Luc has been growing vegetables since the beginning of the eighties and is one of the pioneers of organic farming. Growing vegetables is practically a religion for Luc and his faith in his work is unwavering – hence the title of the project, “Divine Vegetables”. He still uses archaic methods of work, weeding by hand, harvesting by hand as well. It would appear that new organic farming techniques – such as thermal weeding or mechanical harvesting – have not yet reached Braux Mill farm. Most likely initially by choice (intensive organic farming has other environmental impacts, chemical weed-killers also eliminate the biodiversity in the soil…) and finally by constraint, subject to the vicious circle of unending hard work to produce enough to satisfy demanding customers. Luc is helped by Gérald, who works full time, and by another part-time worker. Generally he has many WWOOFers (World-Wide Opportunities on Organic Farms – a network of organic farms throughout the world) at the farm but these days they are few and far between. Hosts offer to feed and lodge WWOOFers and to share with them their knowledge and daily activities. Luc works close to 100 hours a week.Gérald is a full-time employee on the farm, along with a second part-time worker who arrived during the year. Like Luc, he does a huge amount of work. He sleeps at the farm during the week as he lives far away.

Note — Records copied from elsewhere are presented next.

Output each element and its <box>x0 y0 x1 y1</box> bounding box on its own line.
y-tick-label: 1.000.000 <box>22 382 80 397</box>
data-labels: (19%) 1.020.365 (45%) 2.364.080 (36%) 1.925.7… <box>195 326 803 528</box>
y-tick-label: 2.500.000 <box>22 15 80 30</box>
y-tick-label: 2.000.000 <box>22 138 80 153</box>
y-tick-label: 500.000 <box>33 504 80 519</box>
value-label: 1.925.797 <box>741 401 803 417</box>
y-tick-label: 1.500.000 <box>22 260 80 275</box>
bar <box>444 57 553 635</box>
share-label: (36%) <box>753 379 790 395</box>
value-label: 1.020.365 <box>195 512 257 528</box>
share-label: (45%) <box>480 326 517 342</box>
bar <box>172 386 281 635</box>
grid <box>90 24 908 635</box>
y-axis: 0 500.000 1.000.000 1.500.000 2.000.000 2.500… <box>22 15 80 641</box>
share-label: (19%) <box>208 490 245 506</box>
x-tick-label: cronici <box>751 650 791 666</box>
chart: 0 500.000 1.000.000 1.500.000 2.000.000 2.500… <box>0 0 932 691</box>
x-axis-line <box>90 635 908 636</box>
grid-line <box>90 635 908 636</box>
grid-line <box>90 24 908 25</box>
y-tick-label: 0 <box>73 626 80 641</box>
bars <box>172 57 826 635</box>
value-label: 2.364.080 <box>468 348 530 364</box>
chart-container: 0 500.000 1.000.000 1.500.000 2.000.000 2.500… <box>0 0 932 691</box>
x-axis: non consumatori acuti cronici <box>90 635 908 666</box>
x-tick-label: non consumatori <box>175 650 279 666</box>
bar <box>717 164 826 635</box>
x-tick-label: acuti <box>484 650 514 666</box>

Paul is from New Zealand. He spends most of the year at the farm, and heads off to the south of France during the summer months. He is given food and lodgings in exchange for his work on the farm. He likes to chat with me but prefers not to be photographed.
Isabella’s arrival was a real boost for Luc. She is an eighteen-year-old German girl and came as part of a Franco-German ecological voluntary work scheme to spend a year at Braux Mill farm. She started in September 2015 and left in September 2016. The experience was difficult for her but she managed to achieve what she had set out to do, which was obviously a source of satisfaction. I was astonished by Isabella’s strength of character and determination which saw her hold out to the end of her 12-month voluntary work commitment. At 1.85m tall she was offered some modeling work but turned down to offer in order to continue as an apprentice organic market gardener…… A few forays to Dijon to meet up with other volunteers like herself, of the same age, helped her to keep going and to forget for a short while that she was one of the rare women at the farm. (Luc’s companion was stuck in the south of France since the previous winter.)Braux Mill farm is unusual and appealed to me from the start, because although it is totally isolated in the middle of the countryside, there are people there of all nationalities, speaking a little French, a little English…. Life there is Spartan, almost monastic. Alcohol and tobacco are forbidden, and days pass with the same routine of work and activities, occasionally disrupted only by bad weather. Every day has the same programme: out of bed at 6 in the morning in Autumn, Spring and Summer, or at 7 in Winter; work in the greenhouses or on the land until breakfast at 8 and until 1 or 2 in the afternoon; preparation of lunch, made up principally of raw and cooked vegetables, which takes 2 hours, and then the day resumes with work up until 8 or 9 in the evening, and later still for Luc. Working methods on the farm mean that there is no other way to function, and everyone ends up doing overtime. The ascetic way of life creates a peculiar ambiance which I tried to capture as best I could.

In conclusion, this documentary on the environment and on an organic farm with undeniable productivity and results, can be considered as social photography in that it highlights difficult working conditions (impossible to hire more than the equivalent of one-and-a-half people, to cover a very big work load). This farm is far from the intensive methods applied elsewhere, lowering costs and so making organic produce available to the masses (which is not without drawbacks). It raises a thorny issue: can organic farming feed the planet?